Ces particules chaudes, formées par les interactions entre les radionucléides condensés, le combustible nucléaire et des éléments arrachés à la structure du réacteur de la centrale nucléaire japonaise, ont en effet été détectées dans des échantillons d’air prélevés dans le Svalbard, en… Norvège. Soit en quasi droite ligne depuis l’Alaska.
Rien d’étonnant puisque des traces de ces particules chaudes ont aussi été repérées aux États-Unis. Et fin 2012, le Centre des sciences physiques et de la technologie de Vilnius avait publié des résultats d’analyses montrant que, notamment, des traces de césium 137 et de plutonium étaient parvenues jusqu’en Lituanie. Soit après un périple de plus de 8 000 km dans les airs…

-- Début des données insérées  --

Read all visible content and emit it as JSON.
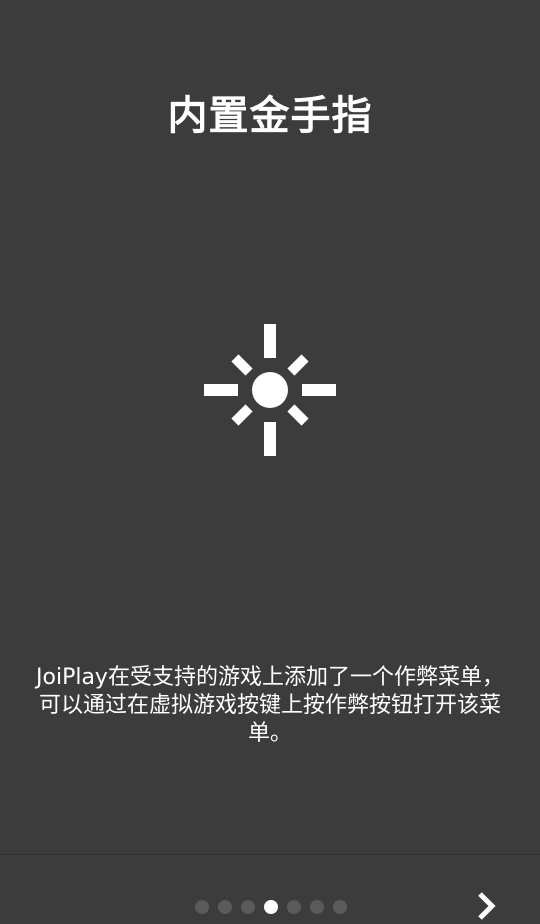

Des études qui sortent au compte-gouttes et – peut-être – des phoques malades qui démontrent que c’est au moins tout l’hémisphère nord de la planète qui a été touché par les rejets radioactifs de la centrale de Fukushima. Selon un périple que l’Institut norvégien pour l’étude de la qualité de l’air (Norwegian Institute for Air Research) avait déjà modélisé un mois à peine après la catastrophe.